Genève, 7 juillet 2009  – Le Représentant de l’ONU pour les droits des personnes déplacées Walter Kaelin s’est déclaré mardi “alarmé” par la situation de plusieurs centaines de Roms déplacés qui vivent depuis dix ans sur un site contaminé au Kosovo.

Environ 670 Roms kosovars ont été placés par l’ONU dans des camps où l’environnement est largement pollué par le plomb, à proximité d’une ancienne mine de ce métal, dans le nord du Kosovo. L’installation des Roms à cet endroit, en 1999 après les bombardements de l’Otan, était supposée être temporaire.

“Ces gens vivent dans la proximité immédiate de déchets toxiques qui empoisonne leur sang avec du plomb depuis dix ans. Tout particulièrement, les enfants sont dans un état de santé critique et doivent recevoir des soins immédiatement”, a expliqué M. Kaelin dans un communiqué au retour d’une visite en Serbie et au Kosovo du 28 juin au 4 juillet.

Le Représentant de l’ONU a demandé aux autorités et aux protagonistes de “coopérer d’une manière pragmatique et de trouver sans retard une solution durable”.

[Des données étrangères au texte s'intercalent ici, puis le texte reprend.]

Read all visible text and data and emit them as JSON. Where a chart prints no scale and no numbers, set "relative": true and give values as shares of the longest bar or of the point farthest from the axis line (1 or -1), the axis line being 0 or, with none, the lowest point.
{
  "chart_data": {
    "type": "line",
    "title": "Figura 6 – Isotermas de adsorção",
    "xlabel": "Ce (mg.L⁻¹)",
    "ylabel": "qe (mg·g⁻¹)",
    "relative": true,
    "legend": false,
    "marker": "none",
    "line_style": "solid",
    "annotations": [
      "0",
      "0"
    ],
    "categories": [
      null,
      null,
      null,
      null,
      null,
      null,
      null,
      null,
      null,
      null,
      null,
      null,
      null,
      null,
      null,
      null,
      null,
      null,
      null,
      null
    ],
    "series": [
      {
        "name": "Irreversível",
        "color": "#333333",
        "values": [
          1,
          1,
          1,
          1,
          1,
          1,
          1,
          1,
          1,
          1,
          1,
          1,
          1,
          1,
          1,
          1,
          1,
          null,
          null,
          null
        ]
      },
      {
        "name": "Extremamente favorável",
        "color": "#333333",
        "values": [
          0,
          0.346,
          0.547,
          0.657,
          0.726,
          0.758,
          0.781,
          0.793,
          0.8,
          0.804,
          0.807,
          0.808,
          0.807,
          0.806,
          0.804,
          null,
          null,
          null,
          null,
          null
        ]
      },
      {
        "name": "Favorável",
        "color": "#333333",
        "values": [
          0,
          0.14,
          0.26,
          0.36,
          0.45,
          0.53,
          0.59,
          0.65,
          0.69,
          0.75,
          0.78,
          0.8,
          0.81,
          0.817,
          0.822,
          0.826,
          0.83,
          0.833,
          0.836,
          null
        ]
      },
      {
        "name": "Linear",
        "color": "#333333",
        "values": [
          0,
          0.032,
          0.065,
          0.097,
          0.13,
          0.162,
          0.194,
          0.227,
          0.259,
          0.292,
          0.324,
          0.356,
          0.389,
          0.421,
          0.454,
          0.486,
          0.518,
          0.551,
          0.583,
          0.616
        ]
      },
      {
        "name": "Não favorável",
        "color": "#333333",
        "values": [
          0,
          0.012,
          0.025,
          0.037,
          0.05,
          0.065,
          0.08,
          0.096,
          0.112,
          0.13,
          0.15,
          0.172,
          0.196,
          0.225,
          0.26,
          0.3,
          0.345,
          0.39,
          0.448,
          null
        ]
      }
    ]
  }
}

“Il s’agit d’une urgence humanitaire et d’un très grave problème de droits de l’homme. On ne doit pas jouer avec les vies et la santé de ces enfants malades pour des raisons politiques”, a-t-il insisté.

M. Kaelin a par ailleurs déploré le fait que les “personnes déplacées du Kosovo ou à l’intérieur du Kosovo sont toujours confrontées à d’importants obstacles pour revenir chez elles” ou pour “s’intégrer là où elles sont actuellement”.

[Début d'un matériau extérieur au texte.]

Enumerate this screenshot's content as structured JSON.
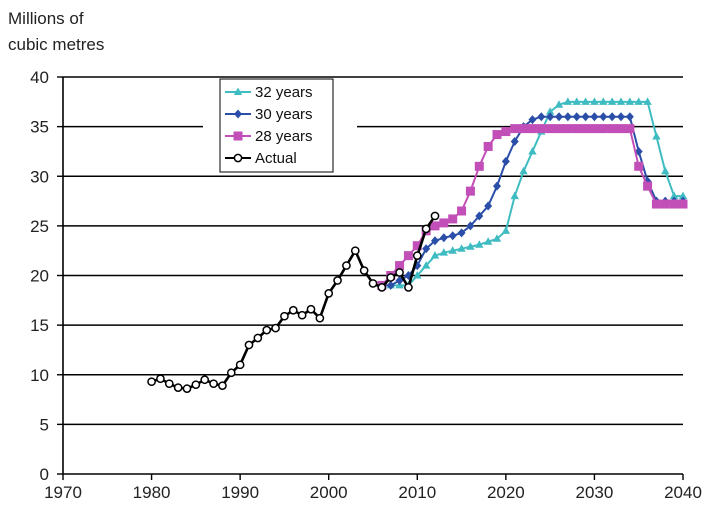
{
  "chart_data": {
    "type": "line",
    "ylabel": [
      "Millions of",
      "cubic metres"
    ],
    "xlim": [
      1970,
      2040
    ],
    "ylim": [
      0,
      40
    ],
    "x_ticks": [
      1970,
      1980,
      1990,
      2000,
      2010,
      2020,
      2030,
      2040
    ],
    "y_ticks": [
      0,
      5,
      10,
      15,
      20,
      25,
      30,
      35,
      40
    ],
    "grid": "horizontal",
    "legend_position": "top-left",
    "series": [
      {
        "name": "32 years",
        "color": "#3fbcc2",
        "marker": "triangle",
        "x": [
          2006,
          2007,
          2008,
          2009,
          2010,
          2011,
          2012,
          2013,
          2014,
          2015,
          2016,
          2017,
          2018,
          2019,
          2020,
          2021,
          2022,
          2023,
          2024,
          2025,
          2026,
          2027,
          2028,
          2029,
          2030,
          2031,
          2032,
          2033,
          2034,
          2035,
          2036,
          2037,
          2038,
          2039,
          2040
        ],
        "y": [
          19,
          19,
          19,
          19,
          20,
          21,
          22,
          22.3,
          22.5,
          22.7,
          22.9,
          23.1,
          23.4,
          23.7,
          24.5,
          28,
          30.5,
          32.5,
          34.5,
          36.5,
          37.2,
          37.5,
          37.5,
          37.5,
          37.5,
          37.5,
          37.5,
          37.5,
          37.5,
          37.5,
          37.5,
          34,
          30.5,
          28,
          28
        ]
      },
      {
        "name": "30 years",
        "color": "#2b4fa8",
        "marker": "diamond",
        "x": [
          2006,
          2007,
          2008,
          2009,
          2010,
          2011,
          2012,
          2013,
          2014,
          2015,
          2016,
          2017,
          2018,
          2019,
          2020,
          2021,
          2022,
          2023,
          2024,
          2025,
          2026,
          2027,
          2028,
          2029,
          2030,
          2031,
          2032,
          2033,
          2034,
          2035,
          2036,
          2037,
          2038,
          2039,
          2040
        ],
        "y": [
          19,
          19,
          19.5,
          20,
          21,
          22.7,
          23.5,
          23.8,
          24,
          24.3,
          25,
          26,
          27,
          29,
          31.5,
          33.5,
          35,
          35.7,
          36,
          36,
          36,
          36,
          36,
          36,
          36,
          36,
          36,
          36,
          36,
          32.5,
          29.5,
          27.5,
          27.5,
          27.5,
          27.5
        ]
      },
      {
        "name": "28 years",
        "color": "#c24fb8",
        "marker": "square",
        "x": [
          2006,
          2007,
          2008,
          2009,
          2010,
          2011,
          2012,
          2013,
          2014,
          2015,
          2016,
          2017,
          2018,
          2019,
          2020,
          2021,
          2022,
          2023,
          2024,
          2025,
          2026,
          2027,
          2028,
          2029,
          2030,
          2031,
          2032,
          2033,
          2034,
          2035,
          2036,
          2037,
          2038,
          2039,
          2040
        ],
        "y": [
          19,
          20,
          21,
          22,
          23,
          24.5,
          25,
          25.3,
          25.7,
          26.5,
          28.5,
          31,
          33,
          34.2,
          34.5,
          34.8,
          34.8,
          34.8,
          34.8,
          34.8,
          34.8,
          34.8,
          34.8,
          34.8,
          34.8,
          34.8,
          34.8,
          34.8,
          34.8,
          31,
          29,
          27.2,
          27.2,
          27.2,
          27.2
        ]
      },
      {
        "name": "Actual",
        "color": "#000000",
        "marker": "circle",
        "x": [
          1980,
          1981,
          1982,
          1983,
          1984,
          1985,
          1986,
          1987,
          1988,
          1989,
          1990,
          1991,
          1992,
          1993,
          1994,
          1995,
          1996,
          1997,
          1998,
          1999,
          2000,
          2001,
          2002,
          2003,
          2004,
          2005,
          2006,
          2007,
          2008,
          2009,
          2010,
          2011,
          2012
        ],
        "y": [
          9.3,
          9.6,
          9.1,
          8.7,
          8.6,
          9.0,
          9.5,
          9.1,
          8.9,
          10.2,
          11.0,
          13.0,
          13.7,
          14.5,
          14.7,
          15.9,
          16.5,
          16.0,
          16.6,
          15.7,
          18.2,
          19.5,
          21.0,
          22.5,
          20.5,
          19.2,
          18.8,
          19.8,
          20.3,
          18.8,
          22.0,
          24.7,
          26.0
        ]
      }
    ]
  }
}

Des “comportements discriminatoires profondément enracinés, le manque d’accès à l’emploi et au logement, la carence d’écoles pour les minorités et les difficultés pour reprendre possession de leurs propriétés et pour faire reconstruire leurs maisons figurent parmi les principaux obstacles au retour”, a relevé M. Kaelin.

“Près de 800 familles de déplacés se sont inscrites pour rentrer chez elles au Kosovo cette année”, a noté le Représentant de l’ONU, pour qui il “s’agit là d’un important dossier pour tester” la volonté des autorités, notamment municipales, de faciliter le retour des populations déplacées.